FDA approves first treatment for rare adrenal tumors

FDA approved on Monday iobenguane I 131 (Azedra—Progenics Pharmaceuticals) injection for the treatment of rare tumors of the adrenal gland (pheochromocytoma or paraganglioma) that are unresectable, have spread beyond the original tumor site, and require systemic anticancer therapy.

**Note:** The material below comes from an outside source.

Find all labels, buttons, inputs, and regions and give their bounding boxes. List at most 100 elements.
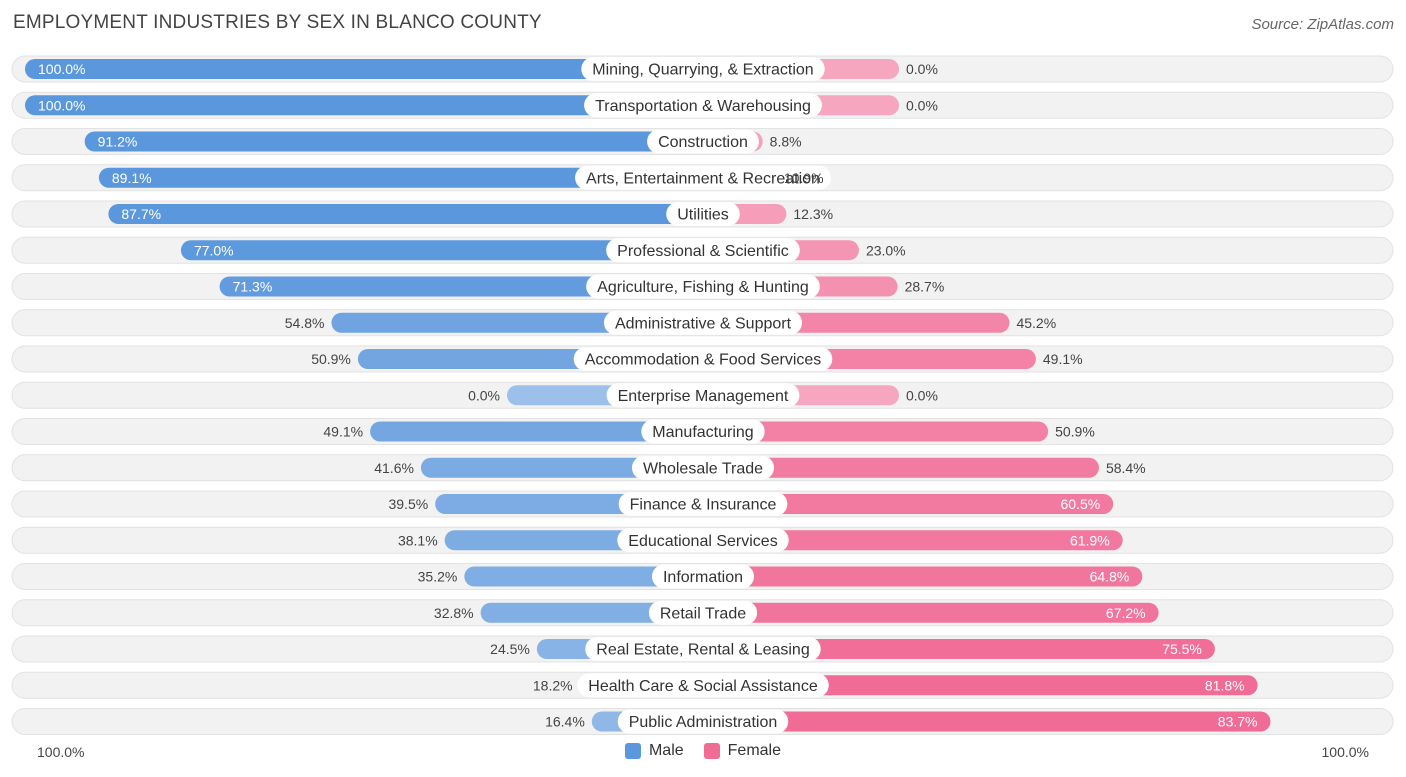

FDA approved on Monday iobenguane I 131 (Azedra—Progenics Pharmaceuticals) injection for the treatment of rare tumors of the adrenal gland (pheochromocytoma or paraganglioma) that are unresectable, have spread beyond the original tumor site, and require systemic anticancer therapy. The drug was approved for use in adults and adolescents aged 12 years and older. "Many patients with these ultra-rare cancers can be treated with surgery or local therapies, but there are no effective systemic treatments for patients who experience tumor-related symptoms such as high blood pressure," said Richard Pazdur, MD, director of FDA's Oncology Center of Excellence and acting director of the Office of Hematology and Oncology Products in FDA's Center for Drug Evaluation and Research. "Patients will now have an approved therapy that has been shown to decrease the need for blood pressure medication and reduce tumor size in some patients." Commonly reported severe adverse effects reported by patients taking iobenguane I 131 in clinical trials included lymphopenia, neutropenia, thrombocytopenia, fatigue, anemia, increased international normalized ratio, nausea, dizziness, hypertension, and vomiting. The drug, a radioactive therapeutic agent, includes a warning about radiation exposure to patients and family members. There is also a risk of myelosuppression, underactive thyroid, elevations in blood pressure, renal failure or kidney injury, and pneumonitis. Additionally, myelodysplastic syndrome and acute leukemias were observed in patients who took iobenguane I 131, and the magnitude of this risk will continue to be studied.